As turbulências do mercado financeiro empurraram a taxa de câmbio para seu maior preço desde o mês de setembro do ano passado.
O dólar comercial foi negociado a R$ 1,830 para venda, com acréscimo de 2,52%, nas últimas operações da segunda-feira.
Às 16h11, o Ibovespa, principal índice de ações, perde 6,47%, aos 53.787 pontos. O volume financeiro é de R$ 4,32 bilhões.
Para analistas do mercado financeiro, os investidores estrangeiros venderam papéis nos mercados de economias emergentes para cobrir perdas derivadas, de forma direta ou indireta, da crise dos créditos “subprime” (hipotecas de alto risco).

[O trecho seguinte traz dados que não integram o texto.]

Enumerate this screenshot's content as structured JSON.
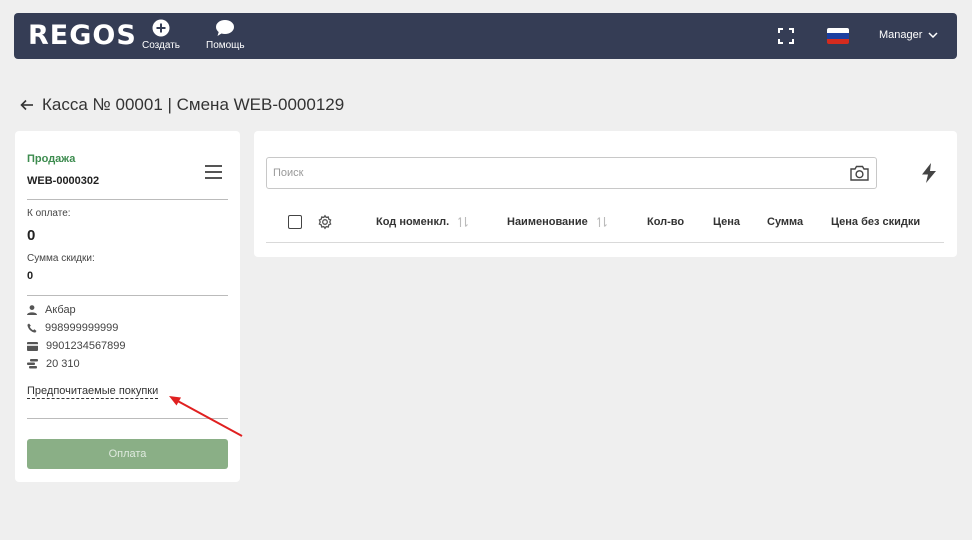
{
  "header": {
    "logo": "REGOS",
    "create_label": "Создать",
    "help_label": "Помощь",
    "user": "Manager",
    "flag_colors": [
      "#ffffff",
      "#1c3fa0",
      "#d52b1e"
    ]
  },
  "page": {
    "title": "Касса № 00001 | Смена WEB-0000129"
  },
  "left_panel": {
    "sale_label": "Продажа",
    "doc_number": "WEB-0000302",
    "to_pay_label": "К оплате:",
    "to_pay_value": "0",
    "discount_label": "Сумма скидки:",
    "discount_value": "0",
    "customer": {
      "name": "Акбар",
      "phone": "998999999999",
      "card": "9901234567899",
      "bonus": "20 310"
    },
    "preferred_link": "Предпочитаемые покупки",
    "pay_button": "Оплата"
  },
  "main_panel": {
    "search_placeholder": "Поиск",
    "columns": [
      "Код номенкл.",
      "Наименование",
      "Кол-во",
      "Цена",
      "Сумма",
      "Цена без скидки"
    ]
  },
  "colors": {
    "header_bg": "#353d55",
    "accent_green": "#3d8c4f",
    "pay_button_bg": "#8aaf86",
    "annotation_arrow": "#e02020"
  }
}
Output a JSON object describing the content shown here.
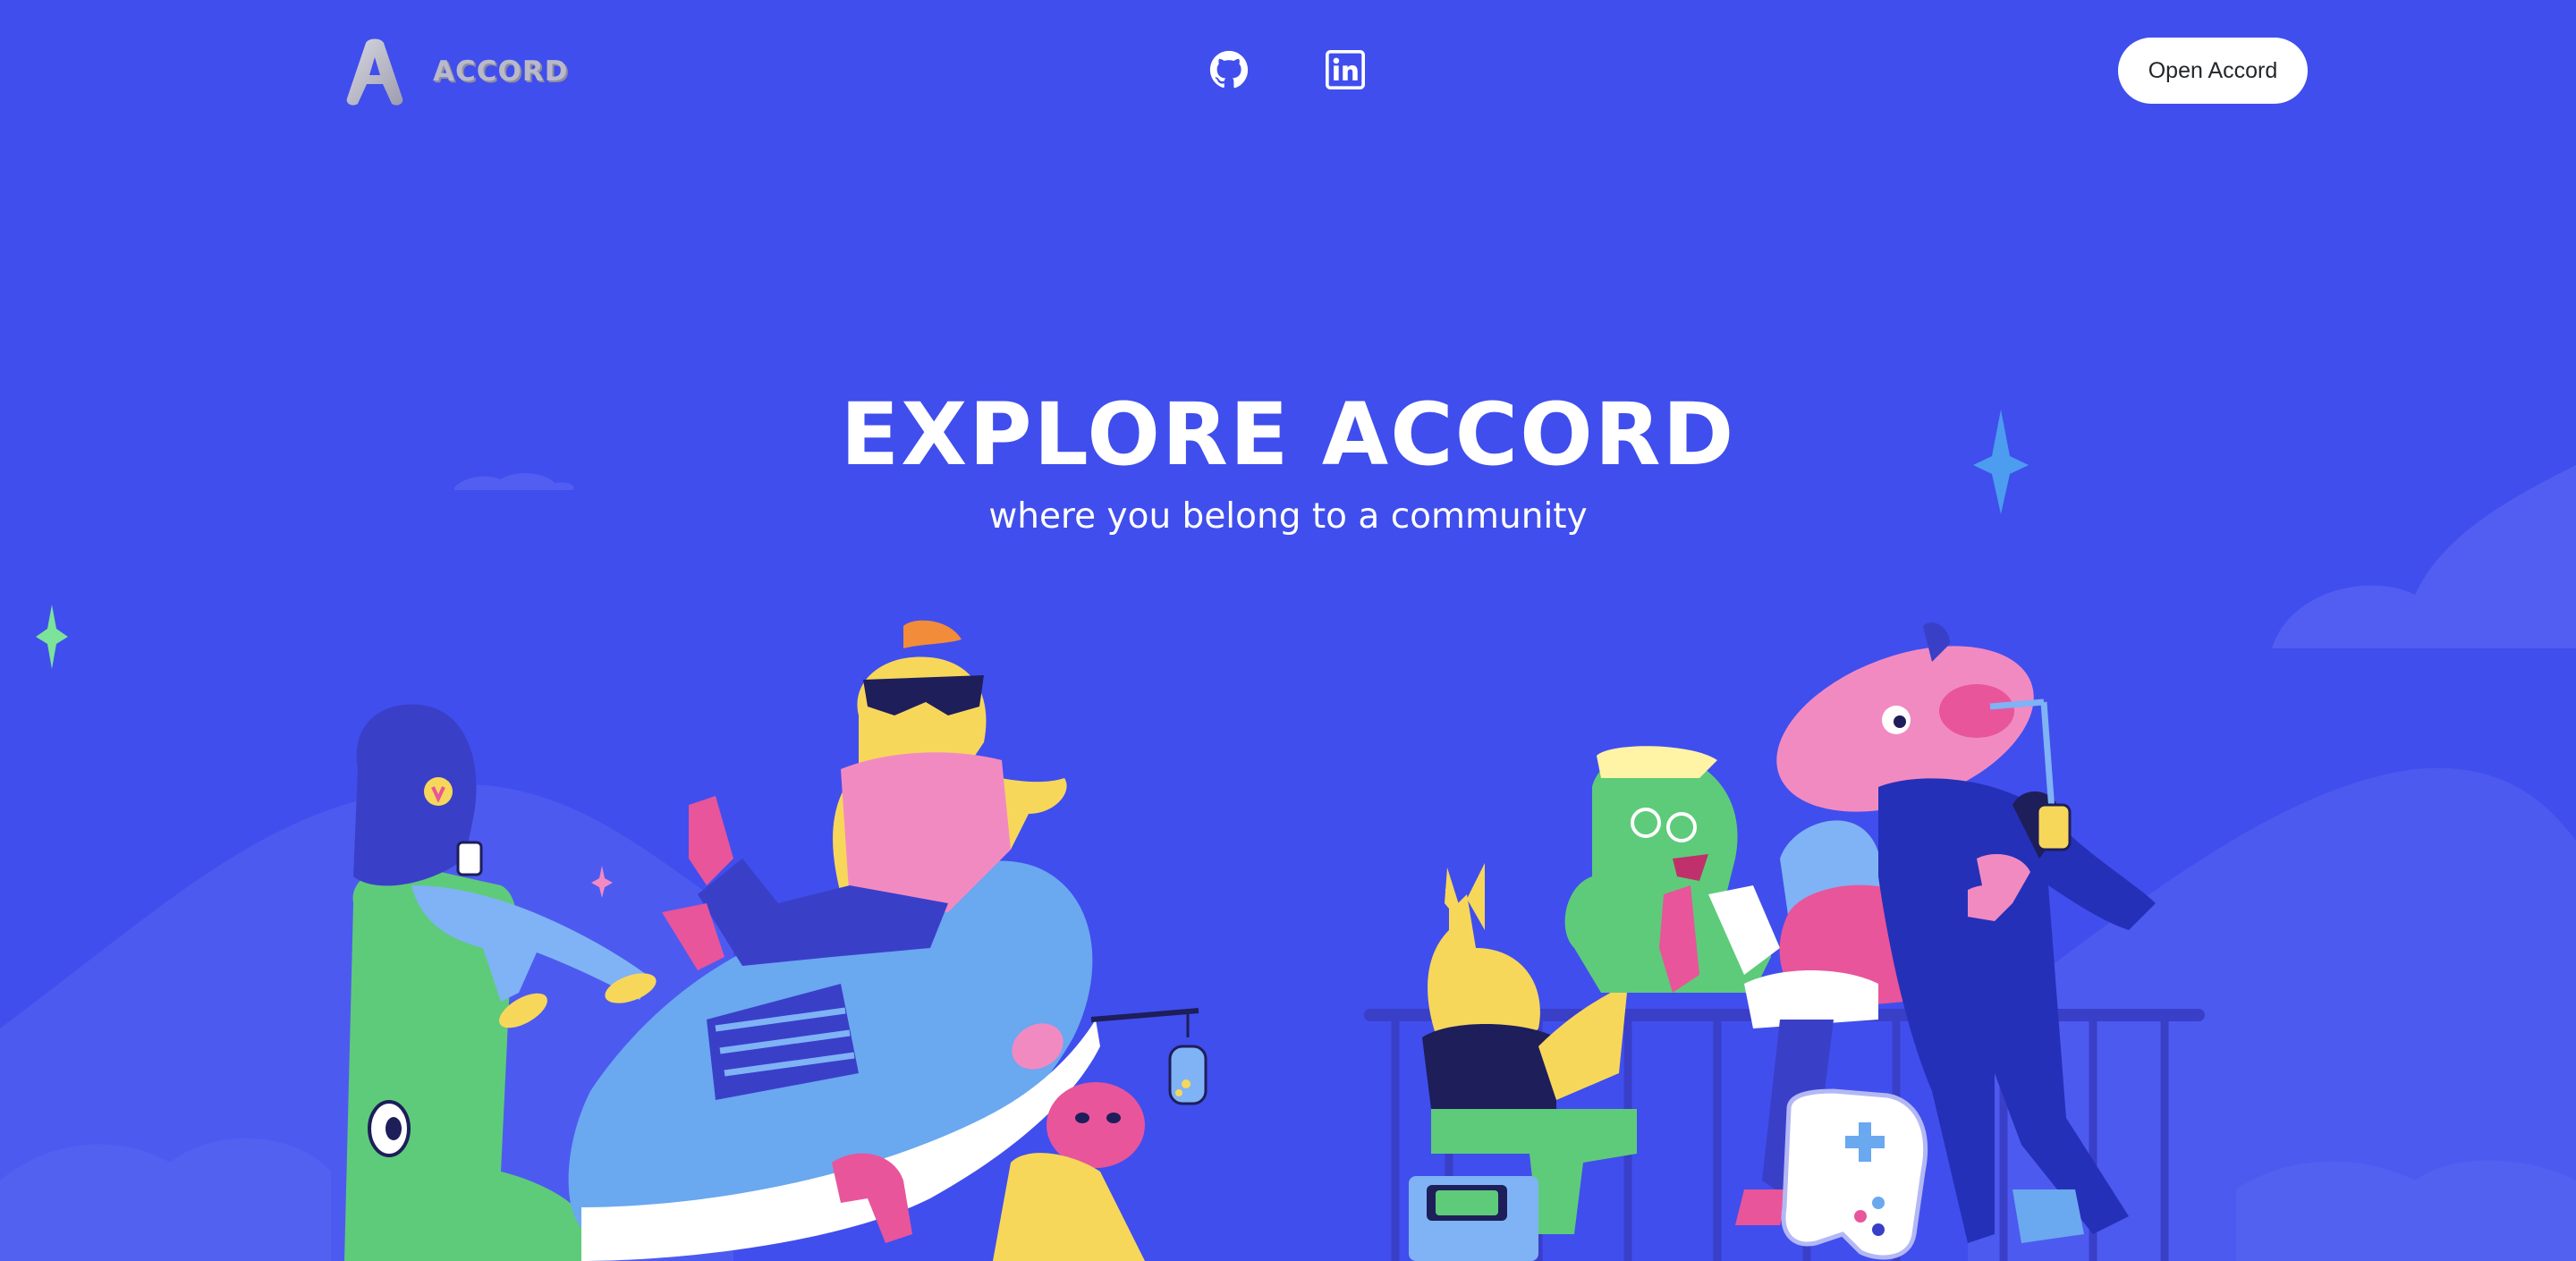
{
  "header": {
    "logo_text": "ACCORD",
    "open_button_label": "Open Accord"
  },
  "hero": {
    "title": "EXPLORE ACCORD",
    "subtitle": "where you belong to a community"
  },
  "icons": {
    "github": "github-icon",
    "linkedin": "linkedin-icon"
  },
  "colors": {
    "background": "#404EED",
    "button_bg": "#FFFFFF",
    "button_text": "#23272A",
    "accent_pink": "#E8559A",
    "accent_green": "#5ECB7A",
    "accent_yellow": "#F7D75A",
    "accent_blue": "#6AA8F0"
  }
}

O balanço mais recente da Bovespa (Bolsa de Valores de São Paulo) aponta que as vendas de ações por estrangeiros superou as compras em R$ 3,36 bilhões (até o dia 16 de janeiro) neste ano.
A crise dos créditos “sub-prime” ganhou nova dimensão a partir do rebaixamento de importantes seguradoras do sistema bancário: a ACA, e com a ameaça de “downgrade” da Ambac Financial e da MBIA Insurance, de maior peso no mercado.
Essas seguradoras garantem o pagamento de títulos financeiros negociados no mercado global.
O rebaixamento do “rating” (risco de crédito) provoca uma desvalorização generalizados dos papéis garantidos por essas seguradoras, o que pode explicar, na visão de especialistas de mercado, a derrocada global das Bolsas nesta jornada. Apesar da disparada do câmbio, o Banco Central manteve sua rotina diária de leilões de câmbio e entrou no mercado às 15h08, aceitando ofertas de dólar a R$ 1,8305 (taxa de corte).
Juros futuros
O mercado futuro de juros, que baliza as tesourarias dos bancos, ajustou para cima as taxas projetadas para 2008, 2009 e 2010.
Entre os contratos mais negociados, a taxa projetada para abril de 2008 subiu de 11,17% ao ano para 11,19%; no contrato de janeiro de 2009, a taxa projetada passou de 11,92% para 12,04%; no contrato de janeiro de 2010, a taxa projetada avançou de 12,79% para 12,75%.